FWT快速沃尔什变换
FWT
\[C(i) = \sum_{j @ k=i}A(j)B(k)
\]
DWT
设第 \(i\) 个点值 \(x^j\) 带入的是 \(f(i,j)\),由于位运算乘法需满足 \(x^ix^j=x^{i@j}\) 。
所以 \(f(i,j)\) 需满足:
\[f(i,j)f(i,k)=f(i,j@k)
\]
以此为依据构造 \(f(i,j)\):
对于 and, \(f(i, j) = [i \&j=i]\) 即 \([i\subseteq j]\) 。
对于 or, \(f(i,j)=[i|j=i]\) 即 \([j\subseteq i]\) 。
对于 xor, \(f(i,j)=(-1)^{popcount(i\&j)}\) 。
且 \(f(i,j)=\prod f(i_p,j_p)\) \(i_p\) 为 \(i\) ,2进制下的每一位。
\[\begin{aligned}
DWT(C)_i &= \sum_{j=0}^{n-1}f(i,j)C(j)\\
&=\sum_{j=0}^{n/2-1}f(i,j)C(j)+\sum_{j=n/2}^{n-1}f(i,j)C(j)\\
&=\sum_{j=0}^{n/2-1}f(i_{len},j_{len})f(i_{[1,len-1]},j_{[1,len-1]})C(j)+\sum_{j=n/2}^{n-1}f(i_{len},j_{len})f(i_{[1,len-1]},j_{[1,len-1]})C(j)\\
&=f(i_{len},0)\sum_{j=0}^{n/2-1}f(i_{[1,len-1]},j_{[1,len-1]})C(j)+f(i_{len},1)\sum_{j=n/2}^{n-1}f(i_{[1,len-1]},j_{[1,len-1]})C(j)
\end{aligned}
\]
对于 \(i\in[0, n/2-1]\) ,
\[DWT(C)_i = f(0,0)DWT(C_L)_i + f(0,1)DWT(C_R)_i\\
DWT(C)_{i+n/2}=f(1, 0)DWT(C_L)_{i}+f(1,1)DWT(C_R)_i
\]
到最底层时 \(DWT(C)_0=\sum_{j=0}^0f(0,j)C(j)=f(0,0)C(j)\) 而 \(f(0,0)\) 对于 xor, and, or 都是 1。
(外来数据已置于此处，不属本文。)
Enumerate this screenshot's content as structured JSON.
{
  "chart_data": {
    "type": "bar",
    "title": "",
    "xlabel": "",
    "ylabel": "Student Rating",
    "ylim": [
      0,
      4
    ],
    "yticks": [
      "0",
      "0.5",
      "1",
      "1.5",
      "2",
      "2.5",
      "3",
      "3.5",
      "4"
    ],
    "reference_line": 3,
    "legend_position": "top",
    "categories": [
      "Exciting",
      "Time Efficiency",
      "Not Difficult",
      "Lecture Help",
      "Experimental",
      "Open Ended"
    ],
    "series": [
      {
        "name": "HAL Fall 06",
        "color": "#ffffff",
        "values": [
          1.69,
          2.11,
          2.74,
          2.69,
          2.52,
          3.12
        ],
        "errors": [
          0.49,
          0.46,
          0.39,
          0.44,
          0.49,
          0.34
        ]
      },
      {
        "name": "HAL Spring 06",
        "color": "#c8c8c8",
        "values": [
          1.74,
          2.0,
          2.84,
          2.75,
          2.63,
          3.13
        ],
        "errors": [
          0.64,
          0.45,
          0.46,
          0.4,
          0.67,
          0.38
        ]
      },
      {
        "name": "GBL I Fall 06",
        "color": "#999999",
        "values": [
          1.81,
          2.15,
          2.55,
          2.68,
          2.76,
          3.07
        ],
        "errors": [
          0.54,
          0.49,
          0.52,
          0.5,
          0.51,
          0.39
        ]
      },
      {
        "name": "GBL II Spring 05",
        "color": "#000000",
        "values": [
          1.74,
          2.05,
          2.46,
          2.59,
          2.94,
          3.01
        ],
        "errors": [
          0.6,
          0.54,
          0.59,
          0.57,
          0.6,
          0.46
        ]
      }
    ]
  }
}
所以递归到最底层 的点值就是自己本身的系数。
然后就可以左右分治了,值得注意的是DFT是奇偶分治,而DWT是左右。
and:
\[DWT(C)_i = DWT(C_L)_i+DWT(C_R)_i\\
DWT(C)_{i+n/2}=DWT(C_R)_i
\]
or:
\[DWT(C)_i = DWT(C_L)_i\\
DWT(C)_{i+n/2}=DWT(C_L)_i+DWT(C_R)_i
\]
xor:
\[DWT(C)_i = DWT(C_L)_i + DWT(C_R)_i\\
DWT(C)_{i+n/2}=DWT(C_L)_{i}-DWT(C_R)_i
\]
IDWT
由DWT的式子可以解得:
and:
\[DWT(C_L)_i=DWT(C)_i-DWT(C)_{i+n/2}\\
DWT(C_R)_i=DWT(C)_{i+n/2}
\]
or:
\[DWT(C_L)_i = DWT(C)_i\\
DWT(C_R)_i=DWT(C)_{i+n/2}-DWT(C)_i
\]
xor:
\[DWT(C_L)_i=\frac{DWT(C)_i+DWT(C)_{i+n/2}}{2}\\
DWT(C_R)_i=\frac{DWT(C)_i-DWT(C)_{i+n/2}}{2}
\]
#include <vector>
#include <cmath>
#include <cstdio>
#include <cassert>
#include <cstring>
#include <iostream>
#include <algorithm>
typedef long long LL;
typedef unsigned long long uLL;
#define fir first
#define sec second
#define SZ(x) (int)x.size()
#define MP(x, y) std::make_pair(x, y)
#define PB(x) push_back(x)
#define debug(...) fprintf(stderr, __VA_ARGS__)
#define GO debug("GO\n")
#define rep(i, a, b) for (register int i = (a), i##end = (b); (i) <= i##end; ++ (i))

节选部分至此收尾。